Just got this announcement in an email. I'm not familiar w/ their music. Any opinions??

Ars Nova Workshop presents:

Sunday, March 4 | 8pm

BORBETOMAGUS

with Don Dietrich, saxophone; Jim Sauter, saxophone; Donald Miller,

guitar

+ RAVI BINNING, harmonium & electronics

+ ALUMBRADOS (featuring members of BARDO POND)

Loud wall of noise. Horns blow harmonics with microphones jammed in bell of saxophones, guitar is played with distortion, files and ebow. Bring ear plugs.

I also got this:

Fellow Travelers & Lowly Companions:

Please Take Note of the Following Concert Event!

Donald Miller: electric guitar (1st NYC performance in a year, 2nd in 3.5)

Tatsuya Nakatani: percussion

Michael J. Schumacher: electronics

Thursday, March 8

8:30 pm

Diapason Gallery

1026 Avenue of the Americas

(between W.38th & W.39th Sts.)

Subways: 1, 2, 3, 9, B, D, F, Q, N, R, W to Times Square/42nd Street

$10

And PLEASE pass the word on.

I might check this out. :rfr

Posted

Is "Funny Rat, Peter Brotzmann & Shoji Hano" Organissimo's way to say "Free jazz discussion thread"?

462 pages seems a bit excessive for discussion of this particular album, good as it probably is. :)

Posted

Welcome to the club...

(To chime in...) Borbetomagus is well worth the price of admission--it's virtually a one-note affair, but a good one-note. Hardcore, guitar-laden, ultra-altissimo noise skronk--like a less "spiritual" Last Exit (I find myself using that adjective with reservation, but there's surely something to the ceremony and violent ecstasy of that latter group). B. was a seminal group, and often formidable (for that sorta thing...).

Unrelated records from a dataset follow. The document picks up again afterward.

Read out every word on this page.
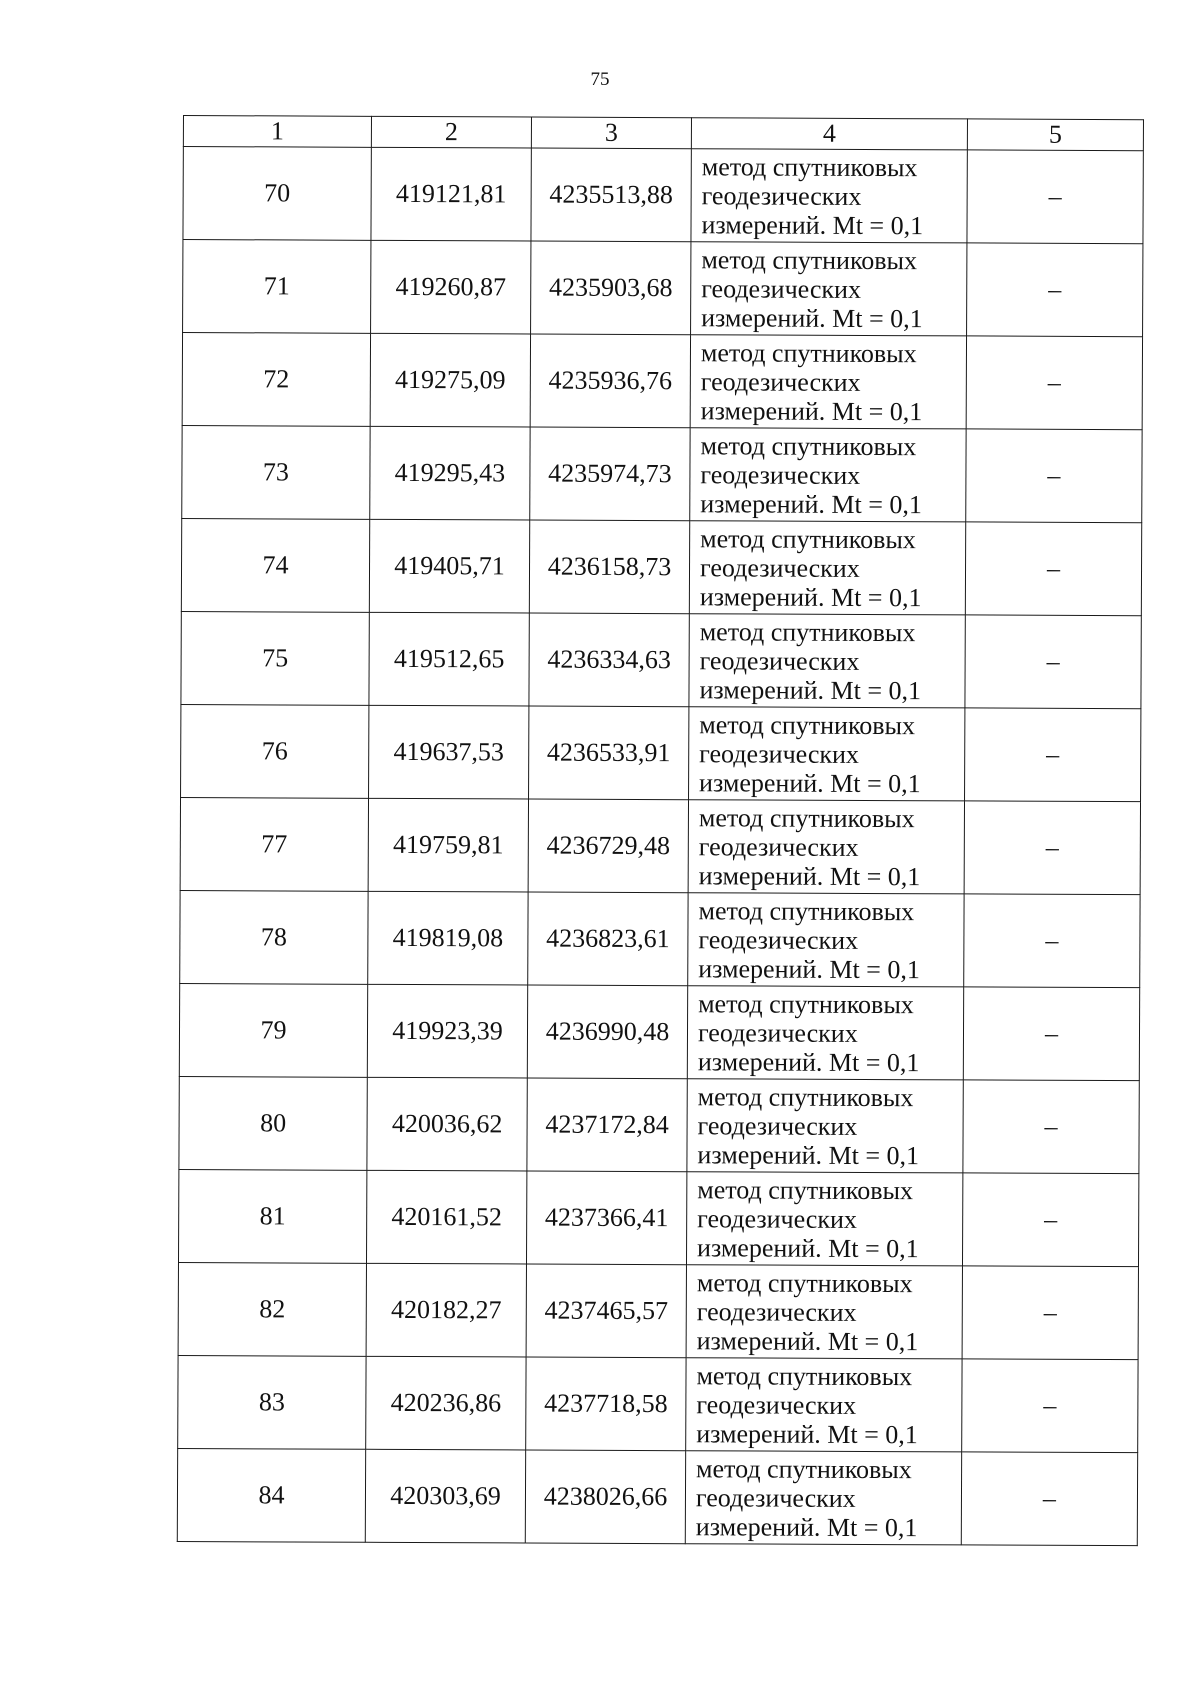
75
1	2	3	4	5
70	419121,81	4235513,88	метод спутниковых
геодезических
измерений. Mt = 0,1	–
71	419260,87	4235903,68	метод спутниковых
геодезических
измерений. Mt = 0,1	–
72	419275,09	4235936,76	метод спутниковых
геодезических
измерений. Mt = 0,1	–
73	419295,43	4235974,73	метод спутниковых
геодезических
измерений. Mt = 0,1	–
74	419405,71	4236158,73	метод спутниковых
геодезических
измерений. Mt = 0,1	–
75	419512,65	4236334,63	метод спутниковых
геодезических
измерений. Mt = 0,1	–
76	419637,53	4236533,91	метод спутниковых
геодезических
измерений. Mt = 0,1	–
77	419759,81	4236729,48	метод спутниковых
геодезических
измерений. Mt = 0,1	–
78	419819,08	4236823,61	метод спутниковых
геодезических
измерений. Mt = 0,1	–
79	419923,39	4236990,48	метод спутниковых
геодезических
измерений. Mt = 0,1	–
80	420036,62	4237172,84	метод спутниковых
геодезических
измерений. Mt = 0,1	–
81	420161,52	4237366,41	метод спутниковых
геодезических
измерений. Mt = 0,1	–
82	420182,27	4237465,57	метод спутниковых
геодезических
измерений. Mt = 0,1	–
83	420236,86	4237718,58	метод спутниковых
геодезических
измерений. Mt = 0,1	–
84	420303,69	4238026,66	метод спутниковых
геодезических
измерений. Mt = 0,1	–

Believe it or not, tonight is the first night I spun For Adolphe Sax/Morning Glory. After hearing about this one for so long, I'm happy to hear that it isn't a historically inflated Aylerian bashfest. The similarities are certainly there, but there's absolutely nothing tentative about the ensemble (Brotzmann in particular). What it lacks in polish and mastery it compensates for in force, militant fervor. I like these "there's a riot going on" free music albums. (A completely different note: I'd be thrilled to hear Brotzmann with the Peacock/Murray rhythm team--especially, in a "what if?" sorta scenario, at this vintage).

Posted

I don't think that I've heard Peacock in enough unique "out" contexts (what--Ayler, the Tony Williams BN dates, some ECM stuff, with a few others...) to really get a hold on what I could do in other environments.

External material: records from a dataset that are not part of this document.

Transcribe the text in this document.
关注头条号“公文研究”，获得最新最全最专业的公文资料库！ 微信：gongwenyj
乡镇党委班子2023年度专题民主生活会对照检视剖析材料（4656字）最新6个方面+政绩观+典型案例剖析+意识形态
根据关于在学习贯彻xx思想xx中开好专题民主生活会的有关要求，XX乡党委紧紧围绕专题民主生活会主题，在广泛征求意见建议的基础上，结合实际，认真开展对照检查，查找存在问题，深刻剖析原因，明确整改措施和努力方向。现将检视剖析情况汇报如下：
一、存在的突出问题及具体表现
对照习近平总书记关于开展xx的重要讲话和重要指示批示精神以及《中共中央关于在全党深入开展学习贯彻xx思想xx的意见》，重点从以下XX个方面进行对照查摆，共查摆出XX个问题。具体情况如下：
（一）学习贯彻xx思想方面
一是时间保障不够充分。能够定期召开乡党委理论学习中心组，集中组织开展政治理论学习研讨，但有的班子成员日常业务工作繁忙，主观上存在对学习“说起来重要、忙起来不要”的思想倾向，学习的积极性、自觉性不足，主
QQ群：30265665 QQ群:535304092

I agree that the Ayler groups were somewhere at the limit of American free jazz, though, and the only one who came out of those early ensembles with the beginnings of an entirely new syntax (Ayler excluded, of course) was Don Cherry. After Ayler, it's almost as if the equipoise to musical conservatism is only gradients of freedom... Sunny Murray, for example, has probably done his most interesting post-Ayler (and, for that matter, post-Taylor) work in a largely Aylerian/Taylorian idiom. Those more "inside", post-bop/modal albums are kind of boring to me, honestly.

Posted

I don't think that I've heard Peacock in enough unique "out" contexts (what--Ayler, the Tony Williams BN dates, some ECM stuff, with a few others...) to really get a hold on what I could do in other environments.

I'd like to year what you could do in another environment, too!

Posted

I don't think that I've heard Peacock in enough unique "out" contexts (what--Ayler, the Tony Williams BN dates, some ECM stuff, with a few others...) to really get a hold on what I could do in other environments.

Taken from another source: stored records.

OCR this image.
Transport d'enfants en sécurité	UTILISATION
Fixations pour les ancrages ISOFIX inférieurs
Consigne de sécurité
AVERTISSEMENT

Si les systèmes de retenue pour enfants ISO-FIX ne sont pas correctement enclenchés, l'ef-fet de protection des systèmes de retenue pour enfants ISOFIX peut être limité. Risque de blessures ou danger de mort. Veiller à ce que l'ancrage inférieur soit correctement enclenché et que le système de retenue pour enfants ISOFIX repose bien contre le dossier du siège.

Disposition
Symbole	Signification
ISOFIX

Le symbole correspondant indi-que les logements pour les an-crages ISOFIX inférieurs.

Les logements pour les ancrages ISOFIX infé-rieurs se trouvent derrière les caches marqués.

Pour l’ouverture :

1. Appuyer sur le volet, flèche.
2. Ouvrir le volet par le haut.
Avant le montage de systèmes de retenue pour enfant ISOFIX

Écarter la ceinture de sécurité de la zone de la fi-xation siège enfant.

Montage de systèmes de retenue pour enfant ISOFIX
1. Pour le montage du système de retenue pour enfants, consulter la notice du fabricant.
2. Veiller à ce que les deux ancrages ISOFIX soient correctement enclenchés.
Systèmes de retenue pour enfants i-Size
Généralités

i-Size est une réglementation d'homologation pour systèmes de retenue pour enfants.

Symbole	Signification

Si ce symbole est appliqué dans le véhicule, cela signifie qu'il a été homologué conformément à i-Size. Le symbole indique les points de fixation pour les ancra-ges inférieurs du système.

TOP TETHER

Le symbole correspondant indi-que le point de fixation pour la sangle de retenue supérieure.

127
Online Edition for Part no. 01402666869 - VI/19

I'd like to year what you could do in another environment, too!

Ha! You and Freud gots me...

I like his stuff with Bley, and it seems to be the freest he gets nowadays. It's strange, though, how abruptly he seemed to have "cut off" the energy side of things after Ayler. Maybe he got turned off to it somewhere down the line... I recall a Downbeat interview with Carla Bley--a master organizer of progressive improv, right?--going nuts about how awful Peters Brotzmann and Kowald were (having toured with them--modern improvisers in a completely different, decidedly freer bag). So many capable players turned around on the free scene after the music dropped into the post-Aylerian deep-end.